Una buena continuidad para América latina
Según coinciden casi todos los analistas, los latinos votaron masivamente a Barack Obama.
El respaldo de los hispanos a Obama se explica,
recuperación económica y éxito relativo de la reforma de salud lanzada
por el presidente mediante, por su mayor sensibilidad en los temas de
inmigración frente a un Mitt Romney más afín al Tea Party. Pero el voto
latino y América latina en la agenda de Washington no son vinculantes en
la forma en que lo son, por ejemplo, el voto de la comunidad judía o
armenia y su compromiso con sus tierras de origen e historia.
Del récord de miles de millones de dólares gastados en
esta campaña por parte de los dos candidatos, pocos centavos se
dedicaron para incluir el sur del Río Bravo en los discursos. No se
trata de la irrelevancia de América latina para Estados Unidos. Los
candidatos tampoco se preocuparon en tomar posturas respecto de la Unión
Europea (UE); y, cuando hablaron de la política exterior, se expresaron
sobre el peso que progresivamente China tiene en el mundo, la situación
en Medio Oriente y el terrorismo.
Es que tanto la UE como América latina han encontrado
la forma de definir y construir sus respectivos proyectos sin verse, o
querer verse, condicionadas de una forma u otra por Estados Unidos; la
UE desde el fin de la Guerra Fría, y América latina -o quizá se debe
precisar, América del Sur- en esta última década.
No se sabe si a Obama le gustó Las venas abiertas de América l
atina, libro que le regaló Chávez en la primera cumbre del presidente
norteamericano con sus pares latinoamericanos en 2009; pero la región no
ha sido un tema en su primer mandato.
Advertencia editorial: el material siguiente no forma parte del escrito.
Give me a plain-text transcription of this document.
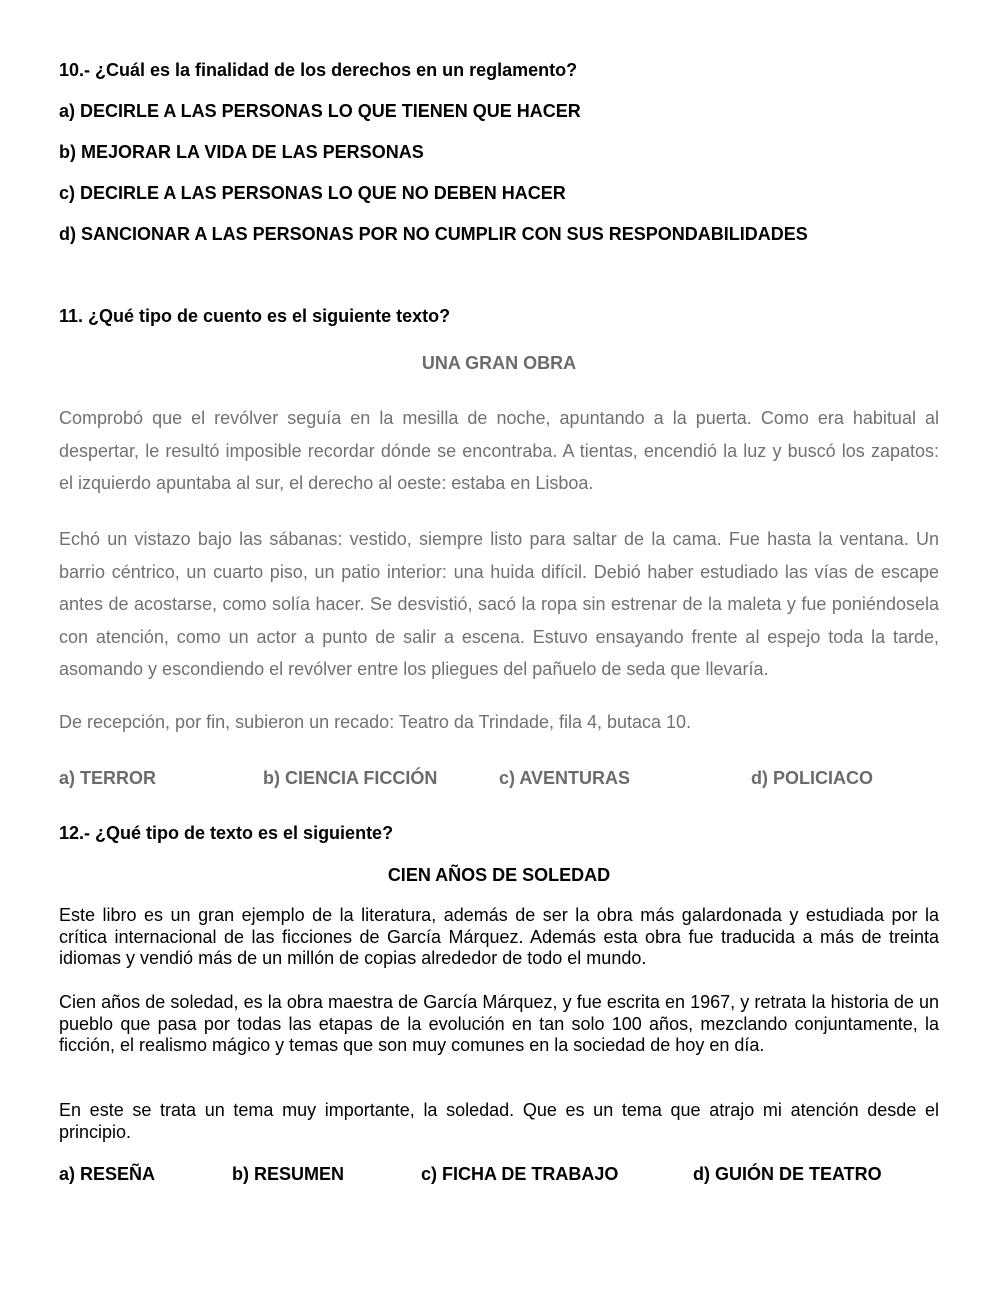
10.- ¿Cuál es la finalidad de los derechos en un reglamento?
a) DECIRLE A LAS PERSONAS LO QUE TIENEN QUE HACER
b) MEJORAR LA VIDA DE LAS PERSONAS
c) DECIRLE A LAS PERSONAS LO QUE NO DEBEN HACER
d) SANCIONAR A LAS PERSONAS POR NO CUMPLIR CON SUS RESPONDABILIDADES
11. ¿Qué tipo de cuento es el siguiente texto?
UNA GRAN OBRA
Comprobó que el revólver seguía en la mesilla de noche, apuntando a la puerta. Como era habitual al despertar, le resultó imposible recordar dónde se encontraba. A tientas, encendió la luz y buscó los zapatos: el izquierdo apuntaba al sur, el derecho al oeste: estaba en Lisboa.
Echó un vistazo bajo las sábanas: vestido, siempre listo para saltar de la cama. Fue hasta la ventana. Un barrio céntrico, un cuarto piso, un patio interior: una huida difícil. Debió haber estudiado las vías de escape antes de acostarse, como solía hacer. Se desvistió, sacó la ropa sin estrenar de la maleta y fue poniéndosela con atención, como un actor a punto de salir a escena. Estuvo ensayando frente al espejo toda la tarde, asomando y escondiendo el revólver entre los pliegues del pañuelo de seda que llevaría.
De recepción, por fin, subieron un recado: Teatro da Trindade, fila 4, butaca 10.
a) TERROR	b) CIENCIA FICCIÓN	c) AVENTURAS	d) POLICIACO
12.- ¿Qué tipo de texto es el siguiente?
CIEN AÑOS DE SOLEDAD
Este libro es un gran ejemplo de la literatura, además de ser la obra más galardonada y estudiada por la crítica internacional de las ficciones de García Márquez. Además esta obra fue traducida a más de treinta idiomas y vendió más de un millón de copias alrededor de todo el mundo.
Cien años de soledad, es la obra maestra de García Márquez, y fue escrita en 1967, y retrata la historia de un pueblo que pasa por todas las etapas de la evolución en tan solo 100 años, mezclando conjuntamente, la ficción, el realismo mágico y temas que son muy comunes en la sociedad de hoy en día.
En este se trata un tema muy importante, la soledad. Que es un tema que atrajo mi atención desde el principio.
a) RESEÑA	b) RESUMEN	c) FICHA DE TRABAJO	d) GUIÓN DE TEATRO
Los aspectos que caracterizaban
la política de Washington siguieron su curso por inercia más que por
diseño.
Si el cambio de estas actitudes era lo que esperaban los sudamericanos del primer Obama, entonces la decepción es obvia.
Sin embargo, la otra forma de mirar a la actitud más
bien pasiva de Obama hacia América latina es rescatar la virtud de su
abstención en intervenir más enérgicamente en temas que en el pasado
envenenaron las relaciones entre el norte y el sur del Hemisferio
Occidental.
Descartando la negativamente confusa postura en el
golpe en Honduras, la administración de Obama, por ejemplo, no objetó el
proceso de paz en Colombia tan distinto del anterior Plan Colombia, que
terminó patrocinando y condicionando, y ni hablar del intento de George
W. Bush de instalar en la agenda latinoamericana la guerra contra el
terrorismo gracias a la predisposición de Álvaro Uribe...
Aún en el tema de las drogas, Obama no intentó abortar
el proceso de cambio a la política prohibicionista que los
latinoamericanos alientan aun cuando no podría públicamente estar de
acuerdo.
Estos escasos ejemplos no auguran aún una nueva era en
las relaciones entre Estados Unidos y América latina en el segundo
mandato de Obama. Pero dicen mucho acerca de la oportunidad que en este
segundo mandato de Obama se les continúa dando a los latinoamericanos de
seguir construyendo sus proyectos con sabiduría y asumir la total
responsabilidad tanto por su éxito como por su fracaso.
La continuidad de Obama en la Casa Blanca es buena para
América latina. Sería mejor, por supuesto, si el segundo Obama muestra
sensibilidad al mensaje del libro de Galeano que, probablemente, Romney
ni siquiera hubiera aceptado como regalo.